In January 2018, the NICE has published a medtech innovation briefing [MIB133] on the next-generation sequencing (NGS) panel for solid tumours in children. The technology described in this briefing is NGS-based panel, used to sequence genetic mutations in solid tumours in children. It is an in-house laboratory test, not a commercial product. It was developed at the Centre for Molecular Pathology at The Institute of Cancer Research and The Royal Marsden NHS Foundation Trust and validated in-house for clinical application, following the standardised framework.
The test provides a genetic profile from a sample of solid tumour tissue for a range of childhood cancers including glioma, medulloblastoma, bone sarcomas, soft tissue sarcomas, renal tumours and neuroblastoma. The test reports whether there are mutations within each target gene in the tissue sample, and may identify whether the child with cancer is eligible for any suitable clinical trial to have targeted treatment.
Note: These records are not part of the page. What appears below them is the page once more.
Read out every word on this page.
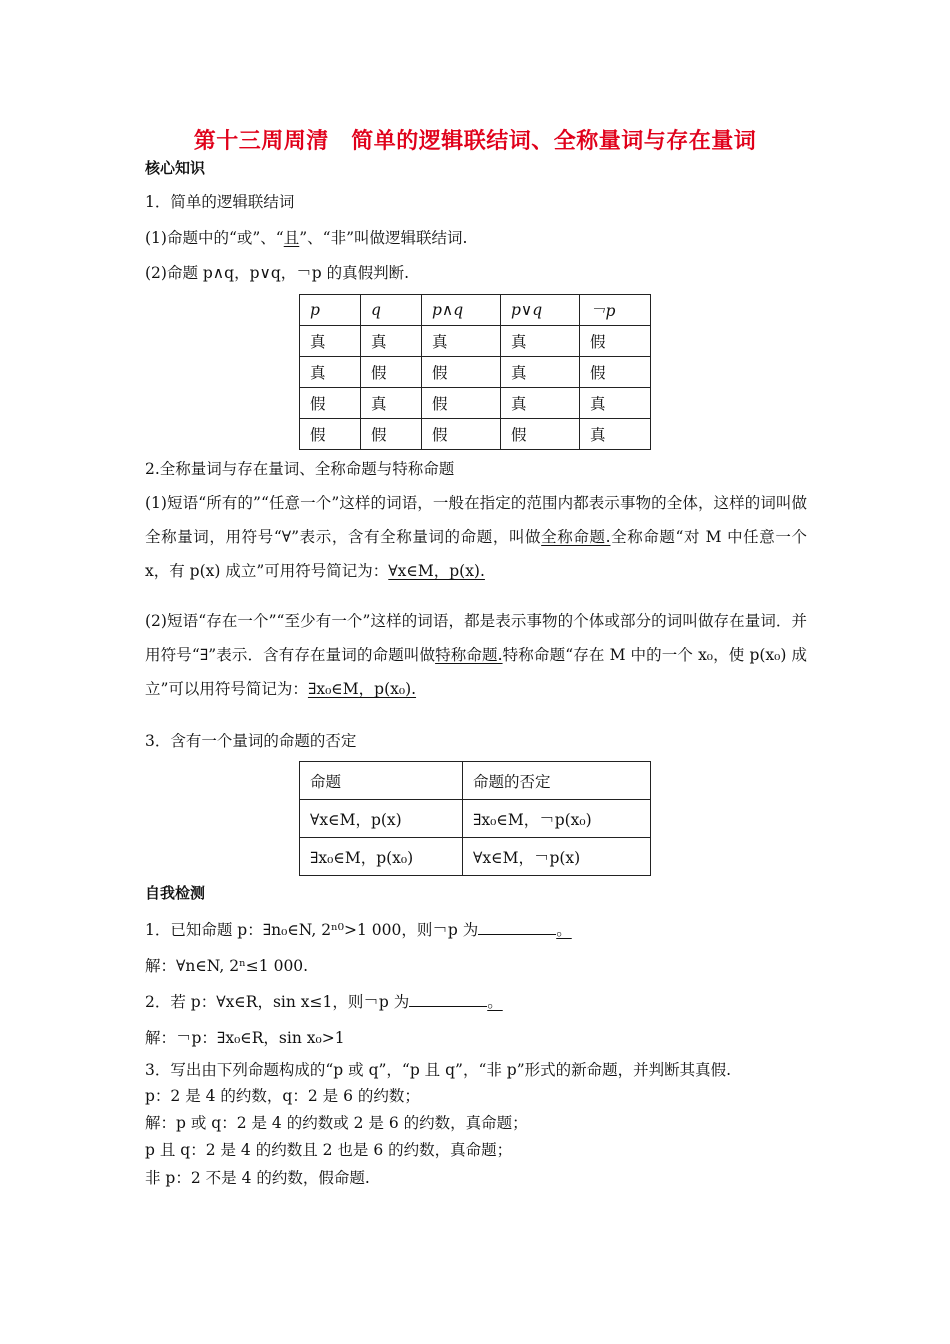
第十三周周清　简单的逻辑联结词、全称量词与存在量词
核心知识
1．简单的逻辑联结词
(1)命题中的“或”、“且”、“非”叫做逻辑联结词.
(2)命题 p∧q，p∨q，￢p 的真假判断.
p	q	p∧q	p∨q	￢p
真	真	真	真	假
真	假	假	真	假
假	真	假	真	真
假	假	假	假	真
2.全称量词与存在量词、全称命题与特称命题
(1)短语“所有的”“任意一个”这样的词语，一般在指定的范围内都表示事物的全体，这样的词叫做全称量词，用符号“∀”表示，含有全称量词的命题，叫做全称命题.全称命题“对 M 中任意一个 x，有 p(x) 成立”可用符号简记为：∀x∈M，p(x).
(2)短语“存在一个”“至少有一个”这样的词语，都是表示事物的个体或部分的词叫做存在量词．并用符号“∃”表示．含有存在量词的命题叫做特称命题.特称命题“存在 M 中的一个 x₀，使 p(x₀) 成立”可以用符号简记为：∃x₀∈M，p(x₀).
3．含有一个量词的命题的否定
命题	命题的否定
∀x∈M，p(x)	∃x₀∈M，￢p(x₀)
∃x₀∈M，p(x₀)	∀x∈M，￢p(x)
自我检测
1．已知命题 p：∃n₀∈N, 2ⁿ⁰>1 000，则￢p 为	。
解：∀n∈N, 2ⁿ≤1 000.
2．若 p：∀x∈R，sin x≤1，则￢p 为	。
解：￢p：∃x₀∈R，sin x₀>1
3．写出由下列命题构成的“p 或 q”，“p 且 q”，“非 p”形式的新命题，并判断其真假.
p：2 是 4 的约数，q：2 是 6 的约数；
解：p 或 q：2 是 4 的约数或 2 是 6 的约数，真命题；
p 且 q：2 是 4 的约数且 2 也是 6 的约数，真命题；
非 p：2 不是 4 的约数，假命题.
The current NGS panel design, which is being continually developed, includes 92 genes which are either recurrently altered in childhood cancers, or have clinical implications in adult cancers (and potentially childhood cancers). Specialist genetic sample processing techniques are used to identify mutations in these genes. The test takes 10 working days to complete from receipt of tumour material in the laboratory to final reporting of results.
The innovative aspects are that it was developed with input from a wide range of experts, so it is highly optimised and tailored specifically to solid tumours in children.
The intended place in therapy would be in addition to standard care, or as a replacement to less extensive gene testing, to expand the level of genomic analysis in children with solid tumours.
The main points from the evidence summarised in this briefing are from 1 UK analytical validity and diagnostic accuracy study that included a total of 132 samples, in a genomics laboratory, using clinical samples from laboratories worldwide. This showed that the NGS panel detected 94 of 95 (98.9%) well-characterised genetic abnormalities in 33 clinical specimens and 13 cell lines.
Key uncertainties around the evidence or technology are that the technology is still in early development, so the evidence base is not fully established. Further evidence generation is planned and in progress.
The cost of the NGS panel varies according to sample throughput, but is estimated to be 346 GBP to 651 GBP per patient (excluding VAT). The resource impact would be initially cost-incurring, but using the NGS panel could lead to the development of targeted therapies using biological agents or targeted drugs for cancer in children.